Science Education Award
CK Educator Awarded for Work to Improve Science Education
Posted on 06/25/2021
Doug Dowell with an alligator statue at a DoDEA meting

Alligators and fossilized shark teeth in the swamps of Goose Creek, S.C. birthed a Central Kitsap educator’s push to elevate science education.

As the district’s STEM coordinator & grant supervisor, Doug Dowell has helped the district adopt new science standards, curriculum and technology. He has helped CK teachers improve how they teach science. And he’s developed partnerships and learned from regional science and technology leaders.

Dowell’s work was recently recognized by the Institute for Systems Biology. The Seattle-based ISB is an internationally regarded biomedical research organization.

He was awarded the Valerie Logan Leadership in Science Education Award. Past awardees include the vice president at the Pacific Science Center and the science director for the state Office of Superintendent of Public Instruction.

Quote: Your district-level vision for high quality science education for all students has helped elevate STEM education for students of all ages.“Your district-level vision for high quality science education for all students has helped elevate STEM education for students of all ages,” wrote Dr. Leroy Hood, chief strategy officer for ISB and senior vice president and chief science officer of Providence St. Joseph Health.

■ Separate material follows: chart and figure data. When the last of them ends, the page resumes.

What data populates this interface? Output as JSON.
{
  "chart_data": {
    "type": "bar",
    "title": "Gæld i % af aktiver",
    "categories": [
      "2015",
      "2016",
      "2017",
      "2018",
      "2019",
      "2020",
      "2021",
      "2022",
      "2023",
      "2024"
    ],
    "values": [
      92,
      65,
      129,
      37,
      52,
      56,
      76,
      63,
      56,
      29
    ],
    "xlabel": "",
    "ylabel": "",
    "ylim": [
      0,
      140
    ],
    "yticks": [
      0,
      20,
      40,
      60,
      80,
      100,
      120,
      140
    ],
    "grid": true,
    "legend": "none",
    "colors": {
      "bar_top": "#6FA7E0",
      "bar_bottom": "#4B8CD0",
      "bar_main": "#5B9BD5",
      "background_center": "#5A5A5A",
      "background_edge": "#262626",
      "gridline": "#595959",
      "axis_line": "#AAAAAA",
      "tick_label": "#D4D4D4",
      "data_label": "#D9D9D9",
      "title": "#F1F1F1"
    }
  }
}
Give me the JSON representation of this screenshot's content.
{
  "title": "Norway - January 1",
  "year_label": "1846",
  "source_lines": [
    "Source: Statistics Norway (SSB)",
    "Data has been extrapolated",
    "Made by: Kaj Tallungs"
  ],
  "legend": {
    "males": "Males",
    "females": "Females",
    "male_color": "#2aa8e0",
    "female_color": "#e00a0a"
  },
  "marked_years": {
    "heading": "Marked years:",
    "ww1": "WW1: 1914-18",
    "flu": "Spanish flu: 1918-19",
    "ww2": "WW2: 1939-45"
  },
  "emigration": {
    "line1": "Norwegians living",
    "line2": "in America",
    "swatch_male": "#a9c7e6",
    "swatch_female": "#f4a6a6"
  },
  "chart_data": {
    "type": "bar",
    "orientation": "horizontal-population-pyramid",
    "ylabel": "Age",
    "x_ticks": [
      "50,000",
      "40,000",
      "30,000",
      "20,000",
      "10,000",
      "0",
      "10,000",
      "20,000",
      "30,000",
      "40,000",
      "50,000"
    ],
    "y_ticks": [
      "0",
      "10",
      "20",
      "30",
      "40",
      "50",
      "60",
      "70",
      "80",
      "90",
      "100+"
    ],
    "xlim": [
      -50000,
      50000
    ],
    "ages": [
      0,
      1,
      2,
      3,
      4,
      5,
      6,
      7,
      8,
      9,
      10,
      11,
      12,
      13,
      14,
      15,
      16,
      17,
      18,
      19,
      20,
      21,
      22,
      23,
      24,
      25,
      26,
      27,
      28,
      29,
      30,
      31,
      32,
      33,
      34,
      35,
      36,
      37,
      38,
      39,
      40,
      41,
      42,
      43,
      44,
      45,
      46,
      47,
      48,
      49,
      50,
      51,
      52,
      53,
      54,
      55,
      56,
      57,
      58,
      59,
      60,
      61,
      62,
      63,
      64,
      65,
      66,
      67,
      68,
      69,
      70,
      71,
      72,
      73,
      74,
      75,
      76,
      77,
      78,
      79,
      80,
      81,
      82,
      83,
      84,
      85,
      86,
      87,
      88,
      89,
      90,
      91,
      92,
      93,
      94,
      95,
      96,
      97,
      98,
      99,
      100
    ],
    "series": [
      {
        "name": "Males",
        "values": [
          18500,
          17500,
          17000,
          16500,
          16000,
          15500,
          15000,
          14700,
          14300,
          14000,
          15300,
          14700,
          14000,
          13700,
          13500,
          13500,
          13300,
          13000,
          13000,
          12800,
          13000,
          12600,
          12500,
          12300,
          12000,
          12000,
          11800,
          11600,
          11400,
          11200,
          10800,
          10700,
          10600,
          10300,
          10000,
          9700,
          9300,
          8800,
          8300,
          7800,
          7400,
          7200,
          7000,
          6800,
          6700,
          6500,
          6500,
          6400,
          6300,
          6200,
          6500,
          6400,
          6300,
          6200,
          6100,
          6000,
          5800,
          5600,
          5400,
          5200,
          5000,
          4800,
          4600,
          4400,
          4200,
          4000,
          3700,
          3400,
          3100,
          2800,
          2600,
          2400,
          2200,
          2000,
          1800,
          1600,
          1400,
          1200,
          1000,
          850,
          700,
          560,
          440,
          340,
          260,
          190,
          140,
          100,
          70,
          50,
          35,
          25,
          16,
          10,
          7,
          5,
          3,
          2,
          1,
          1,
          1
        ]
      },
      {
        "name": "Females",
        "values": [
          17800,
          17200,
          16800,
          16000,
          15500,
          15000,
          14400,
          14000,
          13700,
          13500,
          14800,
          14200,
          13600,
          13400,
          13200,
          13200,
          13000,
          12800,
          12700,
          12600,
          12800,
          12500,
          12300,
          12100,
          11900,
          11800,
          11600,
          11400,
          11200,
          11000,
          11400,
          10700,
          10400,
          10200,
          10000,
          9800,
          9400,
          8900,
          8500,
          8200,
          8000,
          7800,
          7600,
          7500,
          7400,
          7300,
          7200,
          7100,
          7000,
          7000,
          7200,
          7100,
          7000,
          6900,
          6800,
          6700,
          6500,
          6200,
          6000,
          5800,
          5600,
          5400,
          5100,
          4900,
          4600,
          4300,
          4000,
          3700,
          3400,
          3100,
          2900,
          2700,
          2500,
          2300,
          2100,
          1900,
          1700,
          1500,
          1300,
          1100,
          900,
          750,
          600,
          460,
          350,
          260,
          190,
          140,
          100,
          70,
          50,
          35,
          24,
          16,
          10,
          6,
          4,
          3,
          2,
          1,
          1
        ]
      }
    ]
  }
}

Dowell has loved science since he was a kid. He remembers the Navy base at Goose Creek, where his family was stationed, as being like a wildlife refuge. He became a young naturalist.

Though he first wanted to go into medicine, life led him to a coaching gig at Fairview Middle, and he fell in love with education too. He taught at all grade levels before joining the district’s Curriculum department.

He hopes to continue to develop a system wide approach to science education. He hopes to inspire a new generation of students – regardless of their backgrounds – to go into STEM fields. He wants students to have engaging science lessons and for all students to become STEM literate so they can think critically and scientifically. 

“If science isn’t fun, we’re doing it wrong,” he said. “That curiosity is really what we want to grow.”